Полина долго думала, открыть ли свою тайну матери и быть мертвой для целого света, но живой хотя бы для той, кому обязана жизнью. Я старался убедить ее осуществить это намерение, правда, слабо, потому что оно похищало у меня то положение единственного покровителя, которое делало меня счастливым, за недостатком другого имени. Полина, подумав, отвергла, к величайшему удивлению моему, это утешение и, несмотря на все мои настояния, не хотела объяснять причины своего отказа, сказав только, что это опечалит меня.
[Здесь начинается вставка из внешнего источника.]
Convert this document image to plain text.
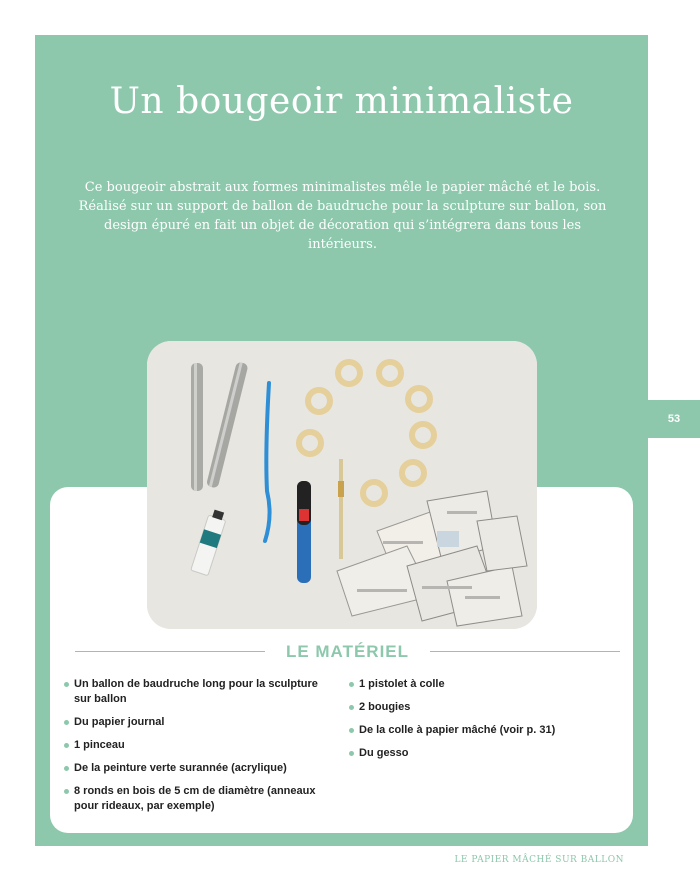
Un bougeoir minimaliste

Ce bougeoir abstrait aux formes minimalistes mêle le papier mâché et le bois. Réalisé sur un support de ballon de baudruche pour la sculpture sur ballon, son design épuré en fait un objet de décoration qui s’intégrera dans tous les intérieurs.

53
LE MATÉRIEL
Un ballon de baudruche long pour la sculpture sur ballon
Du papier journal
1 pinceau
De la peinture verte surannée (acrylique)
8 ronds en bois de 5 cm de diamètre (anneaux pour rideaux, par exemple)
1 pistolet à colle
2 bougies
De la colle à papier mâché (voir p. 31)
Du gesso
LE PAPIER MÂCHÉ SUR BALLON
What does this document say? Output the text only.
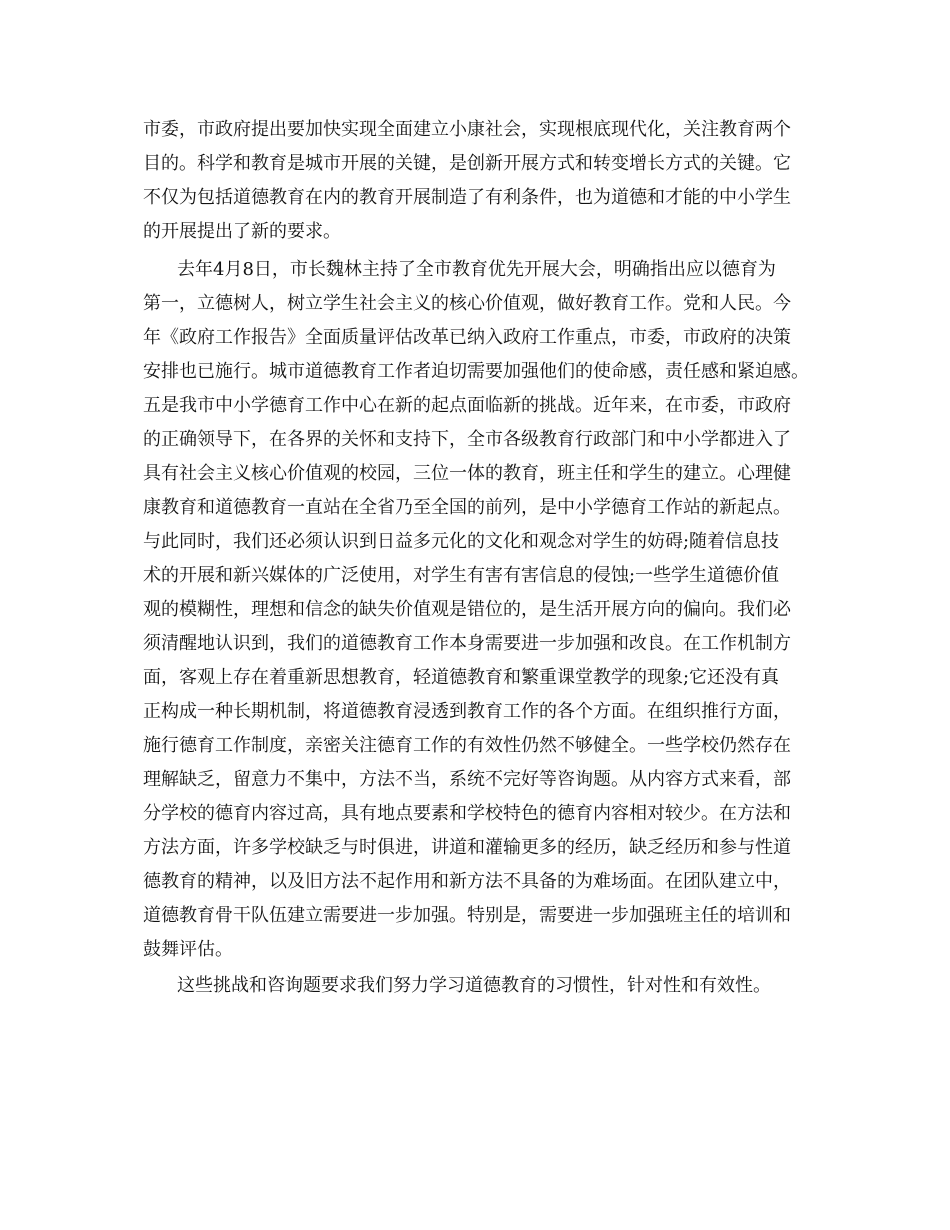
市委，市政府提出要加快实现全面建立小康社会，实现根底现代化，关注教育两个
目的。科学和教育是城市开展的关键，是创新开展方式和转变增长方式的关键。它
不仅为包括道德教育在内的教育开展制造了有利条件，也为道德和才能的中小学生
的开展提出了新的要求。
去年4月8日，市长魏林主持了全市教育优先开展大会，明确指出应以德育为
第一，立德树人，树立学生社会主义的核心价值观，做好教育工作。党和人民。今
年《政府工作报告》全面质量评估改革已纳入政府工作重点，市委，市政府的决策
安排也已施行。城市道德教育工作者迫切需要加强他们的使命感，责任感和紧迫感。
五是我市中小学德育工作中心在新的起点面临新的挑战。近年来，在市委，市政府
的正确领导下，在各界的关怀和支持下，全市各级教育行政部门和中小学都进入了
具有社会主义核心价值观的校园，三位一体的教育，班主任和学生的建立。心理健
康教育和道德教育一直站在全省乃至全国的前列，是中小学德育工作站的新起点。
与此同时，我们还必须认识到日益多元化的文化和观念对学生的妨碍;随着信息技
术的开展和新兴媒体的广泛使用，对学生有害有害信息的侵蚀;一些学生道德价值
观的模糊性，理想和信念的缺失价值观是错位的，是生活开展方向的偏向。我们必
须清醒地认识到，我们的道德教育工作本身需要进一步加强和改良。在工作机制方
面，客观上存在着重新思想教育，轻道德教育和繁重课堂教学的现象;它还没有真
正构成一种长期机制，将道德教育浸透到教育工作的各个方面。在组织推行方面，
施行德育工作制度，亲密关注德育工作的有效性仍然不够健全。一些学校仍然存在
理解缺乏，留意力不集中，方法不当，系统不完好等咨询题。从内容方式来看，部
分学校的德育内容过高，具有地点要素和学校特色的德育内容相对较少。在方法和
方法方面，许多学校缺乏与时俱进，讲道和灌输更多的经历，缺乏经历和参与性道
德教育的精神，以及旧方法不起作用和新方法不具备的为难场面。在团队建立中，
道德教育骨干队伍建立需要进一步加强。特别是，需要进一步加强班主任的培训和
鼓舞评估。
这些挑战和咨询题要求我们努力学习道德教育的习惯性，针对性和有效性。
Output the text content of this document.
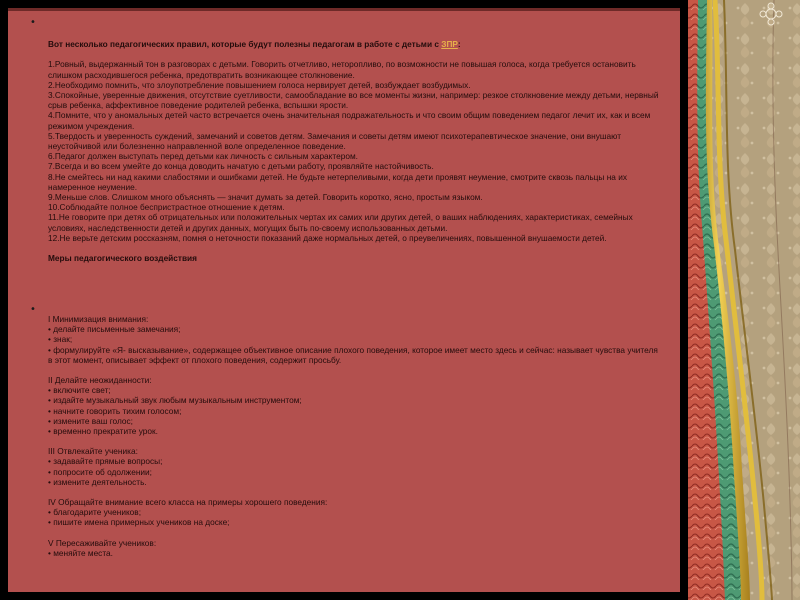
•
•

Вот несколько педагогических правил, которые будут полезны педагогам в работе с детьми с ЗПР:

1.Ровный, выдержанный тон в разговорах с детьми. Говорить отчетливо, неторопливо, по возможности не повышая голоса, когда требуется остановить слишком расходившегося ребенка, предотвратить возникающее столкновение.

2.Необходимо помнить, что злоупотребление повышением голоса нервирует детей, возбуждает возбудимых.

3.Спокойные, уверенные движения, отсутствие суетливости, самообладание во все моменты жизни, например: резкое столкновение между детьми, нервный срыв ребенка, аффективное поведение родителей ребенка, вспышки ярости.

4.Помните, что у аномальных детей часто встречается очень значительная подражательность и что своим общим поведением педагог лечит их, как и всем режимом учреждения.

5.Твердость и уверенность суждений, замечаний и советов детям. Замечания и советы детям имеют психотерапевтическое значение, они внушают неустойчивой или болезненно направленной воле определенное поведение.

6.Педагог должен выступать перед детьми как личность с сильным характером.

7.Всегда и во всем умейте до конца доводить начатую с детьми работу, проявляйте настойчивость.

8.Не смейтесь ни над какими слабостями и ошибками детей. Не будьте нетерпеливыми, когда дети проявят неумение, смотрите сквозь пальцы на их намеренное неумение.

9.Меньше слов. Слишком много объяснять — значит думать за детей. Говорить коротко, ясно, простым языком.

10.Соблюдайте полное беспристрастное отношение к детям.

11.Не говорите при детях об отрицательных или положительных чертах их самих или других детей, о ваших наблюдениях, характеристиках, семейных условиях, наследственности детей и других данных, могущих быть по-своему использованных детьми.

12.Не верьте детским россказням, помня о неточности показаний даже нормальных детей, о преувеличениях, повышенной внушаемости детей.

Меры педагогического воздействия

I Минимизация внимания:

• делайте письменные замечания;

• знак;

• формулируйте «Я- высказывание», содержащее объективное описание плохого поведения, которое имеет место здесь и сейчас: называет чувства учителя в этот момент, описывает эффект от плохого поведения, содержит просьбу.

II Делайте неожиданности:

• включите свет;

• издайте музыкальный звук любым музыкальным инструментом;

• начните говорить тихим голосом;

• измените ваш голос;

• временно прекратите урок.

III Отвлекайте ученика:

• задавайте прямые вопросы;

• попросите об одолжении;

• измените деятельность.

IV Обращайте внимание всего класса на примеры хорошего поведения:

• благодарите учеников;

• пишите имена примерных учеников на доске;

V Пересаживайте учеников:

• меняйте места.
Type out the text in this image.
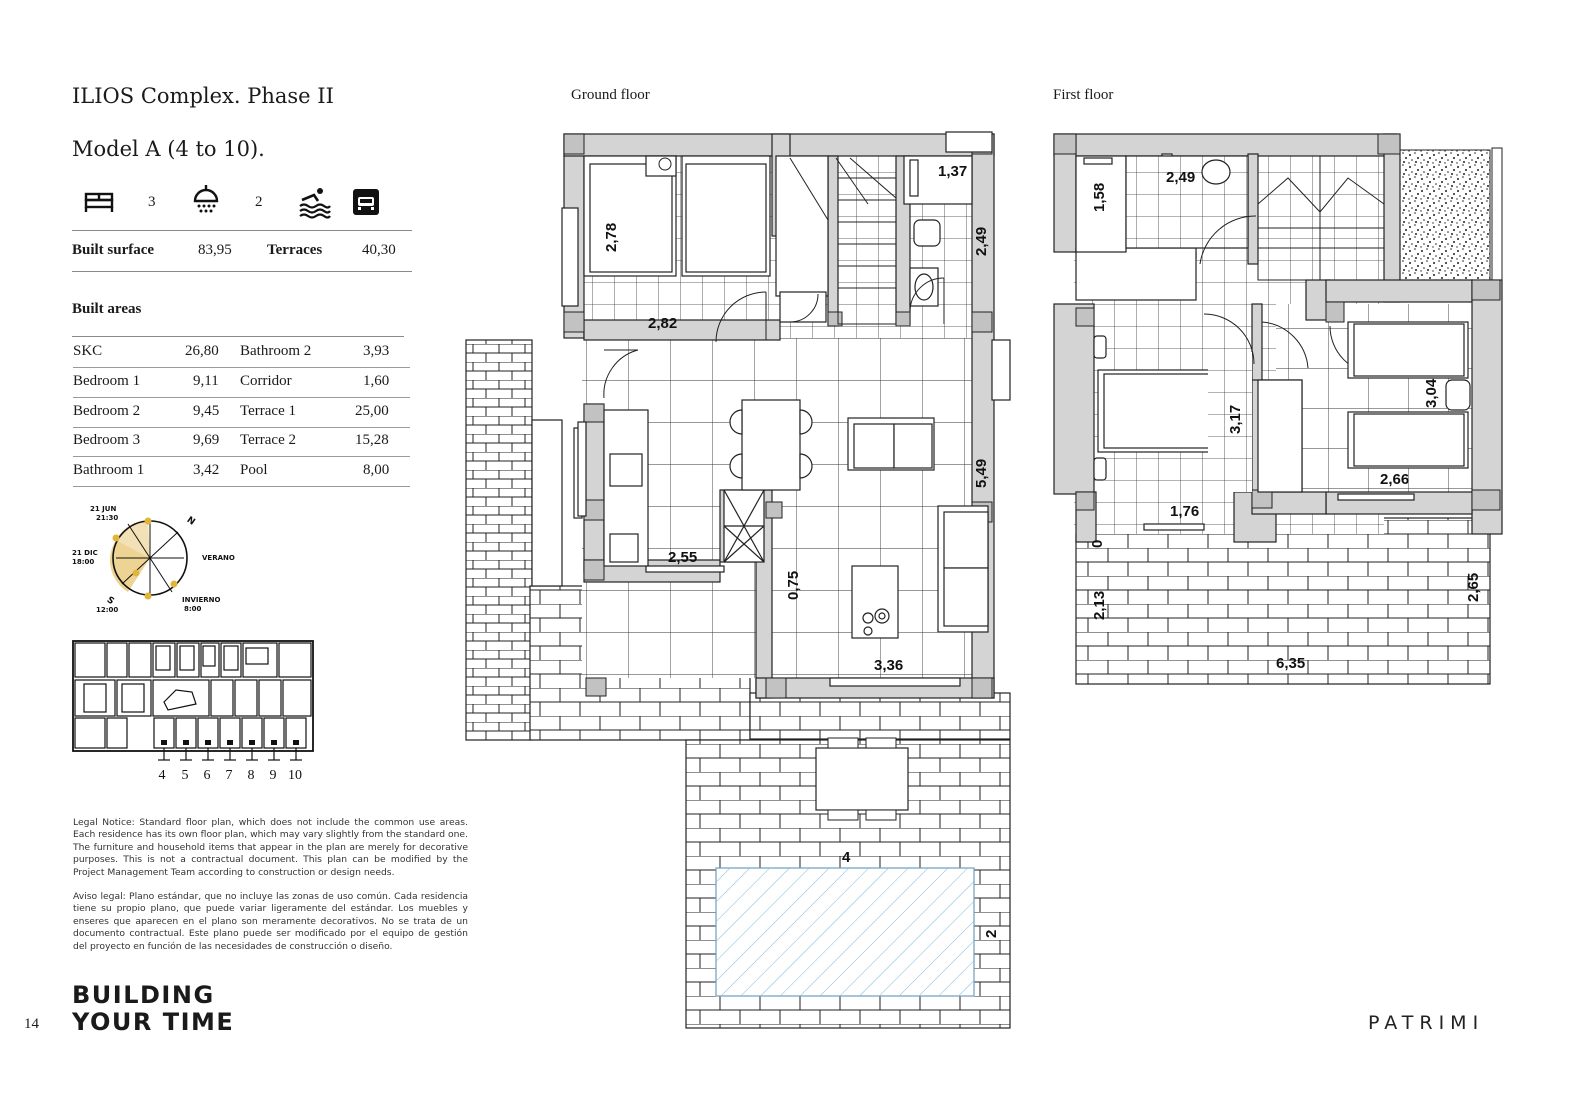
ILIOS Complex. Phase II
Model A (4 to 10).
3	2
Built surface	83,95 Terraces	40,30
Built areas
SKC	26,80 Bathroom 2	3,93
Bedroom 1	9,11 Corridor	1,60
Bedroom 2	9,45 Terrace 1	25,00
Bedroom 3	9,69 Terrace 2	15,28
Bathroom 1	3,42 Pool	8,00
21 JUN
21:30
21 DIC
18:00
N
S
VERANO
INVIERNO
12:00	8:00
4 5 6 7 8 9 10
Legal Notice: Standard floor plan, which does not include the common use areas. Each residence has its own floor plan, which may vary slightly from the standard one. The furniture and household items that appear in the plan are merely for decorative purposes. This is not a contractual document. This plan can be modified by the Project Management Team according to construction or design needs.
Aviso legal: Plano estándar, que no incluye las zonas de uso común. Cada residencia tiene su propio plano, que puede variar ligeramente del estándar. Los muebles y enseres que aparecen en el plano son meramente decorativos. No se trata de un documento contractual. Este plano puede ser modificado por el equipo de gestión del proyecto en función de las necesidades de construcción o diseño.
14
BUILDING
YOUR TIME	PATRIMI
Ground floor
1,37
2,78	2,49
2,82
5,49
2,55
0,75
3,36
4
2
First floor
1,58
2,49
3,04
3,17
2,66
1,76
0
2,13
2,65
6,35
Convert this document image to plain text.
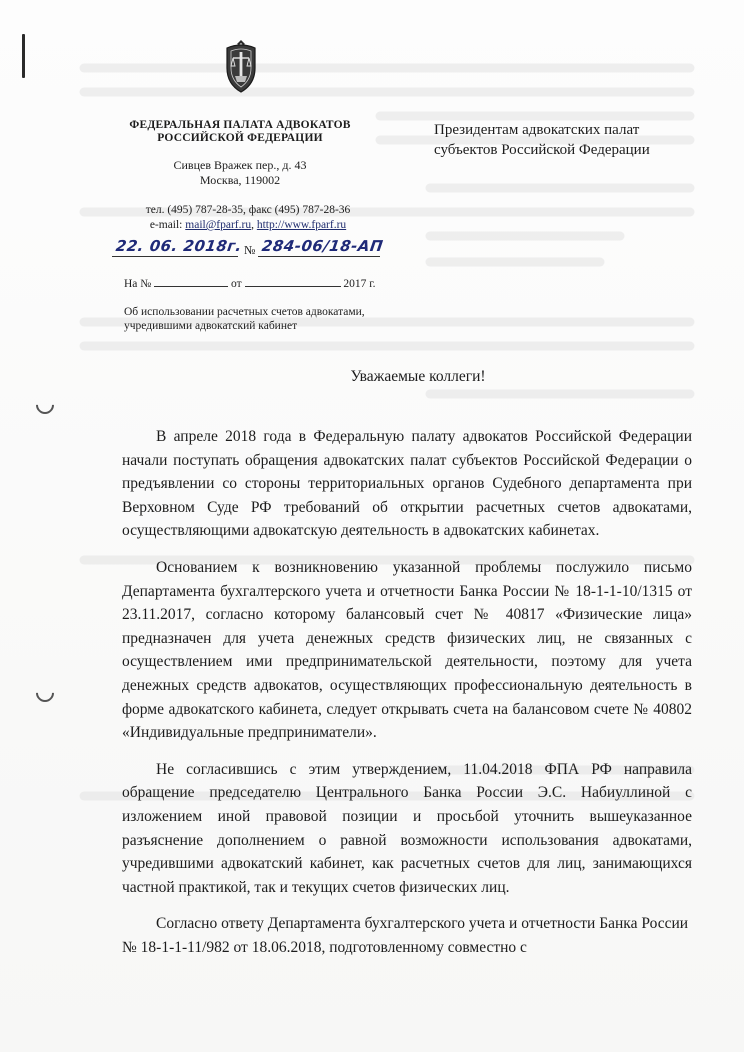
ФЕДЕРАЛЬНАЯ ПАЛАТА АДВОКАТОВ
РОССИЙСКОЙ ФЕДЕРАЦИИ
Сивцев Вражек пер., д. 43
Москва, 119002
тел. (495) 787-28-35, факс (495) 787-28-36
e-mail: mail@fparf.ru, http://www.fparf.ru
22. 06. 2018г. № 284-06/18-АП
На №	от	2017 г.
Об использовании расчетных счетов адвокатами,
учредившими адвокатский кабинет
Президентам адвокатских палат
субъектов Российской Федерации
Уважаемые коллеги!

В апреле 2018 года в Федеральную палату адвокатов Российской Федерации начали поступать обращения адвокатских палат субъектов Российской Федерации о предъявлении со стороны территориальных органов Судебного департамента при Верховном Суде РФ требований об открытии расчетных счетов адвокатами, осуществляющими адвокатскую деятельность в адвокатских кабинетах.

Основанием к возникновению указанной проблемы послужило письмо Департамента бухгалтерского учета и отчетности Банка России № 18-1-1-10/1315 от 23.11.2017, согласно которому балансовый счет № 40817 «Физические лица» предназначен для учета денежных средств физических лиц, не связанных с осуществлением ими предпринимательской деятельности, поэтому для учета денежных средств адвокатов, осуществляющих профессиональную деятельность в форме адвокатского кабинета, следует открывать счета на балансовом счете № 40802 «Индивидуальные предприниматели».

Не согласившись с этим утверждением, 11.04.2018 ФПА РФ направила обращение председателю Центрального Банка России Э.С. Набиуллиной с изложением иной правовой позиции и просьбой уточнить вышеуказанное разъяснение дополнением о равной возможности использования адвокатами, учредившими адвокатский кабинет, как расчетных счетов для лиц, занимающихся частной практикой, так и текущих счетов физических лиц.

Согласно ответу Департамента бухгалтерского учета и отчетности Банка России № 18-1-1-11/982 от 18.06.2018, подготовленному совместно с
Таким образом текли дни наши — для нее в меланхолии, которая иногда бывала прелестной; для меня — в надежде на счастье, потому что я видел, как сближалась она со мною день ото дня добрыми порывами сердца и, сама того не замечая, давала мне доказательства, что медленные, но видимые перемены совершаются в ней. Если мы трудились оба, — она за каким-нибудь вязанием, я за акварелью или рисунком, — случалось часто, что подняв глаза на нее, я встречал ее взгляд, устремленный на меня. На прогулках она сначала опиралась на мою руку, как на руку постороннего, но через некоторое время ее рука начала теснее прижиматься к моей руке. Возвращаясь на улицу Сен-Жаме, я почти всегда видел ее издали у окна, она смотрела в ту сторону, откуда я должен был возвратиться. Все эти знаки, которые могли быть простыми знаками привычки при продолжительном знакомстве, казались мне надеждой на будущее счастье. Я умел быть признательным, и благодарил ее про себя, не смея высказать этого на словах. Я боялся, что она заметит, как наши сердца начинает связывать чувство, более нежное, чем братская дружба.